In total, 394 women were screened, 25 were enrolled, and seven were ultimately able to abstain from cannabis for the duration of the study. These participants provided plasma and breast milk samples to the researchers two-to-five times per week for high-performance liquid chromatography tandem mass spectrometry (HP-LC-MS) analysis.
All 25 participants had detectable THC levels in their breast milk throughout the study. Among the seven women who abstained more than five weeks, the average half-life of THC in their breast milk was seventeen days, meaning that the compound was still present at significant levels in their milk beyond six weeks.
“This study provided invaluable insight into the length of time it takes a woman to metabolize the THC in her body after birth,” Maya Bunik, a professor of pediatrics at the CU School of Medicine and medical director of the Children’s Hospital Colorado, said in a statement.
Bunik and her colleagues also found that THC concentrations in the milk samples tended to increase during the first two weeks of the study, then decreased over the following weeks. This phenomenon, they say, may be attributable to the changing fat composition in breast milk in the early post-natal period, the individual metabolism of the participants, and differences in their cannabis consumption rates – which the study did not account for.
This latter factor and the scant number of participants involved in the study could limit the reliability of its conclusions. But Bunik and her colleagues are still confident that their results can help inform future maternal guidance around cannabis use.

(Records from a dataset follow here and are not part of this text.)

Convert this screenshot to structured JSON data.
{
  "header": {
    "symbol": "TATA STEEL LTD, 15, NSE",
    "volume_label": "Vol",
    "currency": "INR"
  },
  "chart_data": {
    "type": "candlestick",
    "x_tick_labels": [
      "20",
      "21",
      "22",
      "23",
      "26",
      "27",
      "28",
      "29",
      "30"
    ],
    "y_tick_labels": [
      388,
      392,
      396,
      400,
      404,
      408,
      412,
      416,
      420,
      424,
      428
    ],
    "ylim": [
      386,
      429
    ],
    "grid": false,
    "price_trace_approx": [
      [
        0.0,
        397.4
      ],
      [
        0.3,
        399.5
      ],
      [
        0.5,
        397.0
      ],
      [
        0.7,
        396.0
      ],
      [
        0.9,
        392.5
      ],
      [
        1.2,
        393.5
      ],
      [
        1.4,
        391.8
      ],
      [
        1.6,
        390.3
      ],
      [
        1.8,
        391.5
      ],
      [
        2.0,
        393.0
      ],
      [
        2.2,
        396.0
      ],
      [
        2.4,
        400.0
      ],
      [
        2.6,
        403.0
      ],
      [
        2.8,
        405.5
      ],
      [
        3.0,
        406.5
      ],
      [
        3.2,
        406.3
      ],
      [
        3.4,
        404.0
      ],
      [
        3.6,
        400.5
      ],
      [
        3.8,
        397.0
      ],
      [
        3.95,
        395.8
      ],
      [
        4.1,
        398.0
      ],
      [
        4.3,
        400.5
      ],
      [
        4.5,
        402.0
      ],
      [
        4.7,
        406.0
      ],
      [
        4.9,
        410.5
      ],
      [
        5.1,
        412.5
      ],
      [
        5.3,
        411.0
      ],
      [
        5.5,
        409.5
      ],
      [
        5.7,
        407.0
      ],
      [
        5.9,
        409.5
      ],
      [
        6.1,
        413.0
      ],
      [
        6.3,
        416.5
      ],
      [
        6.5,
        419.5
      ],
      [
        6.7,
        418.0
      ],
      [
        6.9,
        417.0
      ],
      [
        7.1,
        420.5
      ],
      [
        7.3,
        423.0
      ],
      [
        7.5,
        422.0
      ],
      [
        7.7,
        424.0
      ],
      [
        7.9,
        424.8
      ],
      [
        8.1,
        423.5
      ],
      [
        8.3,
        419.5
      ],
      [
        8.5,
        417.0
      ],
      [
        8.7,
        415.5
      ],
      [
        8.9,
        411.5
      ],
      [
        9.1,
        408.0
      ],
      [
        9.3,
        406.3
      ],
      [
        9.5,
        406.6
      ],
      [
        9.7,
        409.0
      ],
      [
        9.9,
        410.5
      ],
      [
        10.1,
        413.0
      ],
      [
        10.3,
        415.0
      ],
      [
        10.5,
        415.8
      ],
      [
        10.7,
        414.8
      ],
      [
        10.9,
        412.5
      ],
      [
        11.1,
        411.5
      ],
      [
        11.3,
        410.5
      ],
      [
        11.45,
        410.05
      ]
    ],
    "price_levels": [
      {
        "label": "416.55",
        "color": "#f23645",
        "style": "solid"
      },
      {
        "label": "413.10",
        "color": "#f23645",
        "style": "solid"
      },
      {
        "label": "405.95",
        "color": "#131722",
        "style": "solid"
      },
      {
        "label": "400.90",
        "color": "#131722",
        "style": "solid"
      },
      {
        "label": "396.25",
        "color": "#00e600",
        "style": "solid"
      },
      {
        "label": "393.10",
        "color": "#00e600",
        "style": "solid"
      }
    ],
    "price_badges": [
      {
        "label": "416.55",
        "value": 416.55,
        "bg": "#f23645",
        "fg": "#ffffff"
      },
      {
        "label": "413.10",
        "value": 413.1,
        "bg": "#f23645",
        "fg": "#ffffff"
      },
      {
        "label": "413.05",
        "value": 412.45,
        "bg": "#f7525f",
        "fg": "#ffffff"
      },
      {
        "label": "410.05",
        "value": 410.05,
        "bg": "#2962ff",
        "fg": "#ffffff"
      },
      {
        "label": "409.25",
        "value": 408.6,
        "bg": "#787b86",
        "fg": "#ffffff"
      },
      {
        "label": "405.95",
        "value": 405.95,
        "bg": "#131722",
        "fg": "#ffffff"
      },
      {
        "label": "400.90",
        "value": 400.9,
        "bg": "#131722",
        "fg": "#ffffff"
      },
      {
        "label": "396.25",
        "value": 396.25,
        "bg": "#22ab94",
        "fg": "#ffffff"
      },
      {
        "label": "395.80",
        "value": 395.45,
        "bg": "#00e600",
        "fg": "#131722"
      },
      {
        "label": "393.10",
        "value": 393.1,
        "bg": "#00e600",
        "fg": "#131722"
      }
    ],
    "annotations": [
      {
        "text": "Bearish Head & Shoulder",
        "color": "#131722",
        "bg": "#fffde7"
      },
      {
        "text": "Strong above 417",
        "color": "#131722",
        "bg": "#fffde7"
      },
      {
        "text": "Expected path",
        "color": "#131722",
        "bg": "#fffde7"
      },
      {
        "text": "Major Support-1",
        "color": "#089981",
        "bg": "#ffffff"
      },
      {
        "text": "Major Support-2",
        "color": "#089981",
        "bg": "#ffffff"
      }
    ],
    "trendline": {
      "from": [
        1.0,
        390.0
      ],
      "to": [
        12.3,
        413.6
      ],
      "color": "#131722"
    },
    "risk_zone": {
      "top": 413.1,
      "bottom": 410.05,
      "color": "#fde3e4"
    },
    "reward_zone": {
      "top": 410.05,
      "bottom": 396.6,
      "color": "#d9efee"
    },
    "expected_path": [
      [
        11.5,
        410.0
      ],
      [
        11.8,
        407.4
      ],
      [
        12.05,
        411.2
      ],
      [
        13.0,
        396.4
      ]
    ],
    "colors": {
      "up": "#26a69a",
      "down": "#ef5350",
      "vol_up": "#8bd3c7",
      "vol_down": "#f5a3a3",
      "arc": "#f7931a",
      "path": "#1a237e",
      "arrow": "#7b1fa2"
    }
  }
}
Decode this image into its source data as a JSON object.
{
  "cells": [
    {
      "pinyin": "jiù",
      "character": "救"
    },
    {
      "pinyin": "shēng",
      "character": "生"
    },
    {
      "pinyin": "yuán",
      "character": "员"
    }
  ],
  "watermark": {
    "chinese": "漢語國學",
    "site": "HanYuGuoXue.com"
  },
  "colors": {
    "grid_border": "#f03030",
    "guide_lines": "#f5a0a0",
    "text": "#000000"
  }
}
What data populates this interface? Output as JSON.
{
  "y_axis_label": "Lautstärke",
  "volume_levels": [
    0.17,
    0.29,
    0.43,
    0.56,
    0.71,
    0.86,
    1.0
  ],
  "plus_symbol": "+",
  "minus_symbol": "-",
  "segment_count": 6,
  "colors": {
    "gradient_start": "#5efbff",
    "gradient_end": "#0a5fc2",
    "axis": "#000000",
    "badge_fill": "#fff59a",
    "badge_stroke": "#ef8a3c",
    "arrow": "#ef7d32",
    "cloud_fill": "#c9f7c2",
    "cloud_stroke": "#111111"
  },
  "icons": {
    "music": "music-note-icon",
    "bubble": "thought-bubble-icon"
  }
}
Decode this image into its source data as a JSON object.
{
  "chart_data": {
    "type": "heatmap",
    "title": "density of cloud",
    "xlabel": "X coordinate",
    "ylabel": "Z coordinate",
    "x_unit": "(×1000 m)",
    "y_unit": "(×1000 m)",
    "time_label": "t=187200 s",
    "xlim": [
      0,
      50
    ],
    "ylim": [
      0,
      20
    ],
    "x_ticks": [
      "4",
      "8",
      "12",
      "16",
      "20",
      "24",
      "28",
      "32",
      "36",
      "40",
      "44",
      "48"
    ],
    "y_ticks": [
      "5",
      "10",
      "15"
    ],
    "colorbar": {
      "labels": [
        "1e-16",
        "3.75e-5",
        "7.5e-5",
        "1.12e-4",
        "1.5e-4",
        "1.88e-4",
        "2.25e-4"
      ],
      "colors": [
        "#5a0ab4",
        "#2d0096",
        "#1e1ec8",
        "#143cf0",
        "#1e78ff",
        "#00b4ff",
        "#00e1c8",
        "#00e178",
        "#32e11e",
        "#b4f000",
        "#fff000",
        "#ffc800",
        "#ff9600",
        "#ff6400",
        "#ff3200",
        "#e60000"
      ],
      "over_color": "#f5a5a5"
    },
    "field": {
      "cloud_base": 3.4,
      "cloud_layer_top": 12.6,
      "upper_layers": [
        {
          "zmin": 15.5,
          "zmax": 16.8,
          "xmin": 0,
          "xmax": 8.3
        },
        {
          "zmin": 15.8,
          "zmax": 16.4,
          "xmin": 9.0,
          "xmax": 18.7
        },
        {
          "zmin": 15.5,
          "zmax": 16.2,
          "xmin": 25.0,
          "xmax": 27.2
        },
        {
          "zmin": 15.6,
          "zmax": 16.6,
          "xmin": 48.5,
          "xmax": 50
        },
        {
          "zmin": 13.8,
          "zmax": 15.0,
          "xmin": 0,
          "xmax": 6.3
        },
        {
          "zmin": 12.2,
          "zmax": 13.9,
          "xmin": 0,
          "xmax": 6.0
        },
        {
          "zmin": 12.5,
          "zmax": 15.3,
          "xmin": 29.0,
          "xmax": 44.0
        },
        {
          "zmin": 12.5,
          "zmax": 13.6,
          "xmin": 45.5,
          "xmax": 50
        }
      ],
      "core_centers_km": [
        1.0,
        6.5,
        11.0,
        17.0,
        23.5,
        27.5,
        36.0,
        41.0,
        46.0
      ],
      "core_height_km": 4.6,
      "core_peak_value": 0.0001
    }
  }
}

“To limit the unknown THC effects on fetal brain development and promote safe breastfeeding, it is critical to emphasize marijuana abstention both early in pregnancy and postpartum,” she added. “To help encourage successful abstention, we need to look at – and improve – the system of supports we offer new moms.”
Cannabis and pregnancy
While few studies have investigated how THC can impact breast milk – the Children’s Hospital Colorado study is reportedly the first to examine the topic since 1982 – many other recent studies have highlighted concerns around prenatal cannabis use, fertility, and birth outcomes.
A study recently published in “Human Reproduction” found that cannabis use seemed to reduce the chances of a successful pregnancy in participants, particularly among women who had already lost a pregnancy.
“These findings highlight potential risks on fecundability among women attempting pregnancy with a history of pregnancy loss and the need for expanded evidence regarding the reproductive health effects of cannabis use in the current climate of increasing legalization,” Dr Sunni Mumford, an investigator at the National institutes of Health and lead researcher of that study, told Analytical Cannabis this February.
Another study published last year in the “Medical Journal of Australia” found that those who continued to consume cannabis after 15 weeks of pregnancy were more likely to give birth to babies with a lower birthweight and a shorter head circumference.
And another recent study found that, when exposed to THC, bovine eggs were significantly less likely to result in a viable pregnancy.